KDFB

Mitmachen!

Die KDFB-Aktionswoche „für mich. für dich. fürs Klima.“ gibt den Anstoß, sich gemeinsam dem Klimaschutz zu widmen. Bundeslandwirtschaftsministerin Julia Klöckner (CDU) ist Schirmfrau der Aktionswoche. KDFB-Präsidentin Maria Flachsbarth schildert im Interview, weshalb das Mitmachen so wichtig ist.

 

KDFB engagiert: Warum ist es dem KDFB wichtig, das Thema Verantwortung für die Umwelt voranzutreiben?

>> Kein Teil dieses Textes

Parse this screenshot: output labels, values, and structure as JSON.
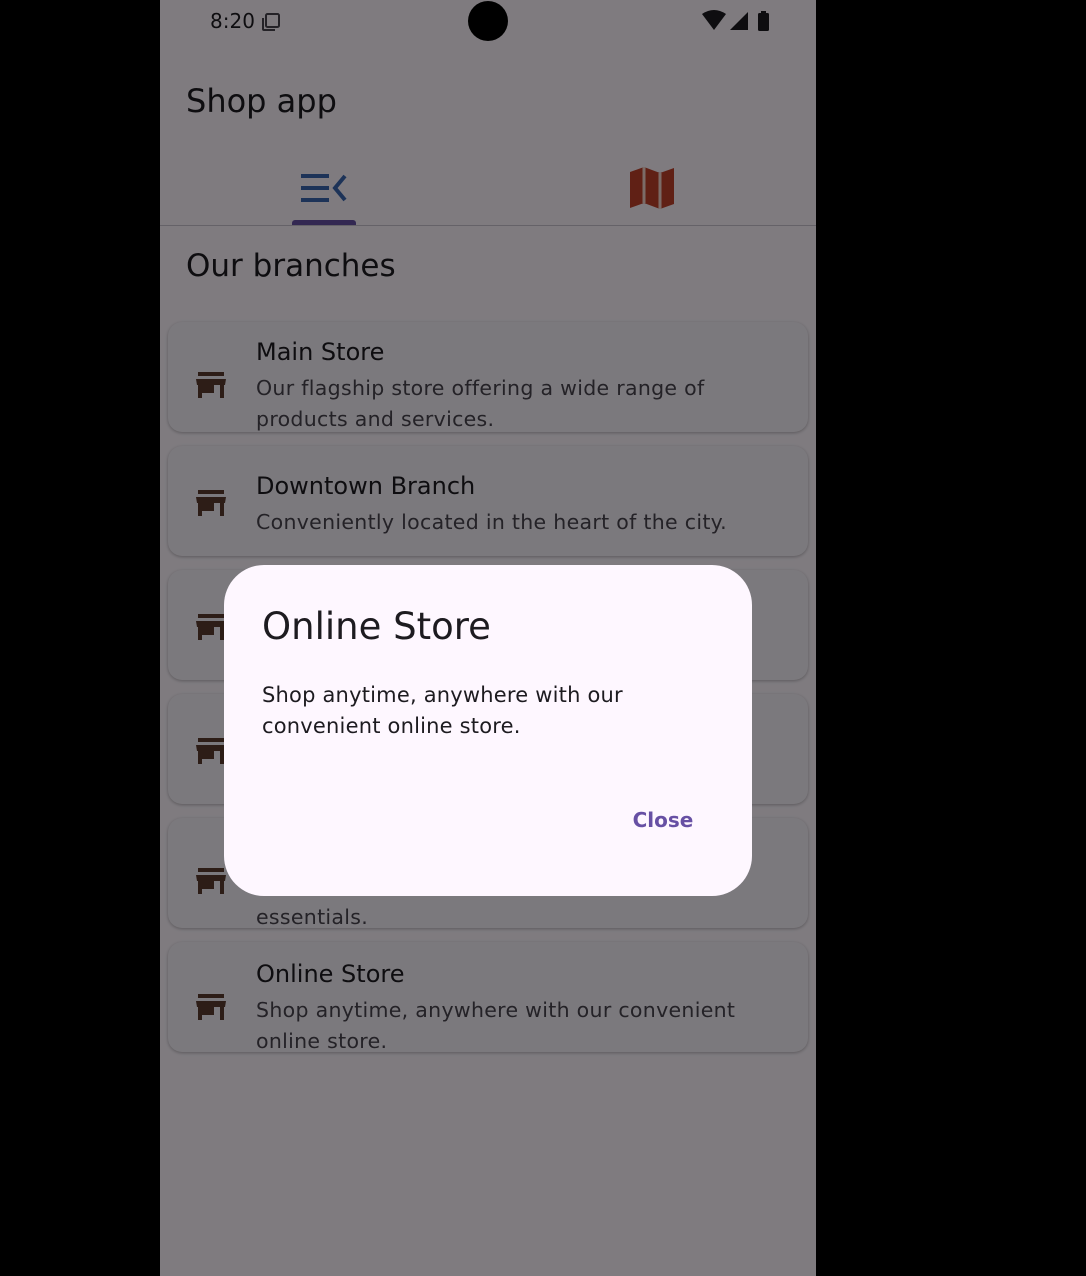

Maria Flachsbarth: Als Christinnen halten wir es für unsere Aufgabe, durch eine nachhaltige Lebensweise an der Bewahrung der Schöpfung mitzuwirken. Der Frauenbund setzt sich schon seit vielen Jahren für den Klimaschutz und nachhaltiges Wirtschaften ein. Bereits 2013 hat die Bundesgeschäftsstelle eine Umweltzertifizierung erhalten, und im Verband haben wir Kampagnen wie klimagerechte Ernährung, umweltfreundliche Energien oder die Selbstverpflichtung für ein Tempolimit durchgeführt. 

 

In der Gruppe stärker: Welchen Beitrag kann der KDFB als Zusammenschluss engagierter Frauen zu einem Bewusstseinswandel im Bereich Klimaschutz leisten?

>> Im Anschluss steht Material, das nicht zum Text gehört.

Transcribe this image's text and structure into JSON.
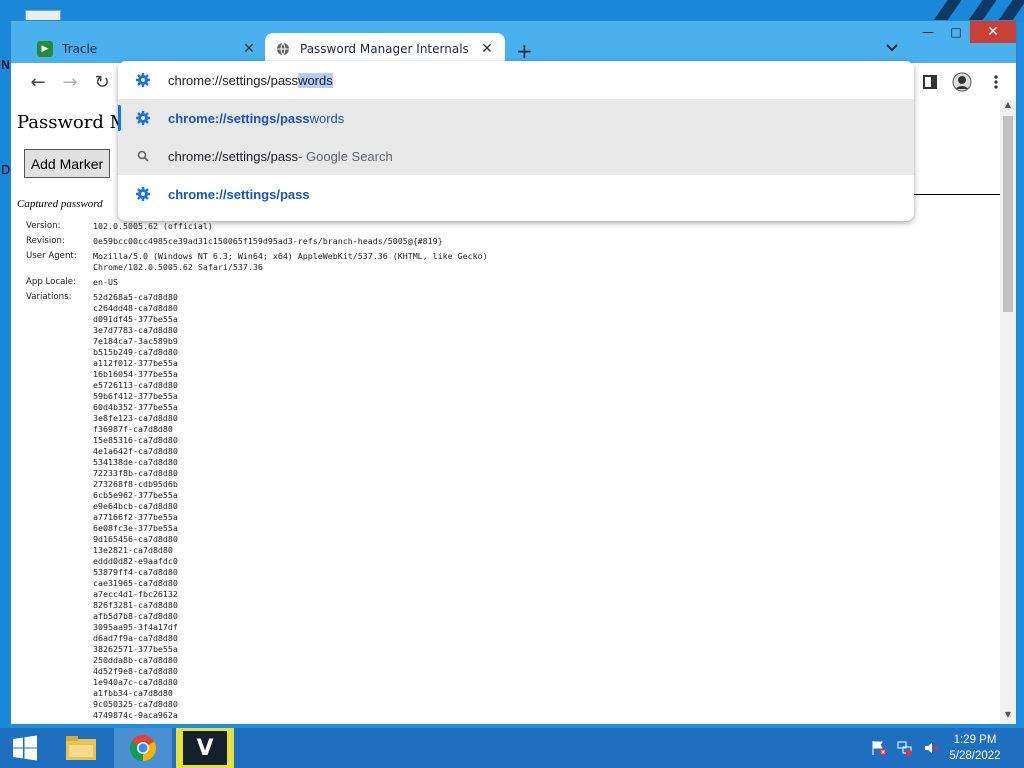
{
  "desktop": {
    "glyph_top": "N",
    "glyph_mid": "D"
  },
  "window": {
    "minimize_label": "—",
    "maximize_label": "□",
    "close_label": "✕"
  },
  "tabs": [
    {
      "title": "Tracle",
      "icon": "trace-favicon",
      "active": false
    },
    {
      "title": "Password Manager Internals",
      "icon": "globe-icon",
      "active": true
    }
  ],
  "tabstrip": {
    "new_tab": "+",
    "tab_search": "⌄"
  },
  "toolbar": {
    "back": "←",
    "forward": "→",
    "reload": "↻"
  },
  "omnibox": {
    "typed_prefix": "chrome://settings/pass",
    "autocomplete_suffix": "words",
    "suggestions": [
      {
        "bold": "chrome://settings/pass",
        "rest": "words",
        "icon": "gear-icon"
      },
      {
        "text": "chrome://settings/pass",
        "desc": " - Google Search",
        "icon": "search-icon"
      },
      {
        "bold": "chrome://settings/pass",
        "rest": "",
        "icon": "gear-icon"
      }
    ]
  },
  "page": {
    "title": "Password Ma",
    "add_marker": "Add Marker",
    "captured": "Captured password",
    "info": {
      "version_label": "Version:",
      "version": "102.0.5005.62 (official)",
      "revision_label": "Revision:",
      "revision": "0e59bcc00cc4985ce39ad31c150065f159d95ad3-refs/branch-heads/5005@{#819}",
      "user_agent_label": "User Agent:",
      "user_agent_1": "Mozilla/5.0 (Windows NT 6.3; Win64; x64) AppleWebKit/537.36 (KHTML, like Gecko)",
      "user_agent_2": "Chrome/102.0.5005.62 Safari/537.36",
      "locale_label": "App Locale:",
      "locale": "en-US",
      "variations_label": "Variations:",
      "variations": [
        "52d268a5-ca7d8d80",
        "c264dd48-ca7d8d80",
        "d091df45-377be55a",
        "3e7d7783-ca7d8d80",
        "7e184ca7-3ac589b9",
        "b515b249-ca7d8d80",
        "a112f012-377be55a",
        "16b16054-377be55a",
        "e5726113-ca7d8d80",
        "59b6f412-377be55a",
        "60d4b352-377be55a",
        "3e8fe123-ca7d8d80",
        "f36987f-ca7d8d80",
        "15e85316-ca7d8d80",
        "4e1a642f-ca7d8d80",
        "534138de-ca7d8d80",
        "72233f8b-ca7d8d80",
        "273268f8-cdb95d6b",
        "6cb5e962-377be55a",
        "e9e64bcb-ca7d8d80",
        "a77166f2-377be55a",
        "6e08fc3e-377be55a",
        "9d165456-ca7d8d80",
        "13e2821-ca7d8d80",
        "eddd0d82-e9aafdc0",
        "53879ff4-ca7d8d80",
        "cae31965-ca7d8d80",
        "a7ecc4d1-fbc26132",
        "826f3281-ca7d8d80",
        "afb5d7b8-ca7d8d80",
        "3095aa95-3f4a17df",
        "d6ad7f9a-ca7d8d80",
        "38262571-377be55a",
        "250dda8b-ca7d8d80",
        "4d52f9e8-ca7d8d80",
        "1e940a7c-ca7d8d80",
        "a1fbb34-ca7d8d80",
        "9c050325-ca7d8d80",
        "4749874c-9aca962a"
      ]
    }
  },
  "taskbar": {
    "time": "1:29 PM",
    "date": "5/28/2022",
    "v_app_label": "V"
  },
  "colors": {
    "accent": "#1a73e8",
    "taskbar": "#1f6fc0",
    "close_button": "#c7403a"
  }
}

Wir sind viele, sind bundesweit ein großer und starker Verbund. Wenn wir gemeinsam unter dem Motto „für mich. für dich. fürs Klima.“ aktiv werden, ist unser Engagement öffentlich sichtbar, und wir übernehmen eine Vorreiterrolle. Frauenbundfrauen tun etwas! Wir haben in der Aktionswoche die Chance, viele Frauen, Gruppen, Verbände – auch außerhalb des KDFB – anzusprechen und einzubinden. Bewusstseinswandel lässt sich am besten durch aktives Handeln und Selbsterfahren erreichen. Das wollen wir durch die Aktionswoche befördern. Erleben in der Gruppe macht Spaß, und gemeinsam können wir viel bewegen.

 

Auf wen kommt es jetzt an, um die Folgen des Klimawandels abzumildern? Auf die Einzelne, auf die Politik?

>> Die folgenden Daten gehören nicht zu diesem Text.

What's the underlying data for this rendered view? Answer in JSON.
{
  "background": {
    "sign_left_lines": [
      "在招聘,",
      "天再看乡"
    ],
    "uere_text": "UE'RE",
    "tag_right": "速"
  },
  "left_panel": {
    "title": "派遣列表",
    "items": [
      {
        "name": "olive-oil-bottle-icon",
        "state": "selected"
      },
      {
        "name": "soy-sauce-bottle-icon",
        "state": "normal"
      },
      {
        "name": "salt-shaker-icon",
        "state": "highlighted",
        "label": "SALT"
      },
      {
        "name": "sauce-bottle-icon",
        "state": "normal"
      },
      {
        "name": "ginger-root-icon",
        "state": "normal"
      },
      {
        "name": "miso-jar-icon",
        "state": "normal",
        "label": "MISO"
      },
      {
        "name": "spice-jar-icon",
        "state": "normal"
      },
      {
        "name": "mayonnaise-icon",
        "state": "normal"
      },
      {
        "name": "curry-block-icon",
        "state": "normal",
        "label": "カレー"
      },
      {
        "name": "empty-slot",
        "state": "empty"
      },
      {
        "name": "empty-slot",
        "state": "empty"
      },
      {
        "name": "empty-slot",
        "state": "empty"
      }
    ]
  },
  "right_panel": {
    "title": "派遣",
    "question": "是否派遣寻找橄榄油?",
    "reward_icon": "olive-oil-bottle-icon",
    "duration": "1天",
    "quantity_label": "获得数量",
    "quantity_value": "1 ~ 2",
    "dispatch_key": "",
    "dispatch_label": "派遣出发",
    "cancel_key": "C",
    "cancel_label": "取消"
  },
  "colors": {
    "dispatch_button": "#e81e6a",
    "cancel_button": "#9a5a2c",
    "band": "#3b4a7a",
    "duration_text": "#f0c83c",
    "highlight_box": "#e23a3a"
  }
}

Es kommt auf alle an, auf Bürger*innen, Unternehmen, Politik und Kirche. Jede und jeder ist aufgerufen, einen Beitrag zum Klimaschutz zu leisten und damit im eigenen Umfeld zu beginnen. Die Aktivitäten in der Aktionswoche setzen hier an. Wir engagieren uns persönlich in unseren Gemeinden und übernehmen Verantwortung für eine lebenswerte Welt. Frauenbundfrauen überlassen nichts dem Zufall, sondern sind zielgerichtete Akteurinnen. Durch ihr eigenes Handeln fordern sie auch die Politik zum Handeln auf. Das bedeutet, je mehr Menschen sich an unserer Unterschriftenaktion zum Tempolimit beteiligen, umso deutlicher ist die Botschaft an die Politik: Redet nicht nur, handelt und sorgt dafür, dass sich der Klimawandel deutlich verlangsamt.

 

Im Zusammenhang mit der Aktionswoche „für mich. für dich. fürs Klima.“ ist von Klimagerechtigkeit die Rede. Welche Rolle spielt die globale Dimension des Klimawandels für den KDFB?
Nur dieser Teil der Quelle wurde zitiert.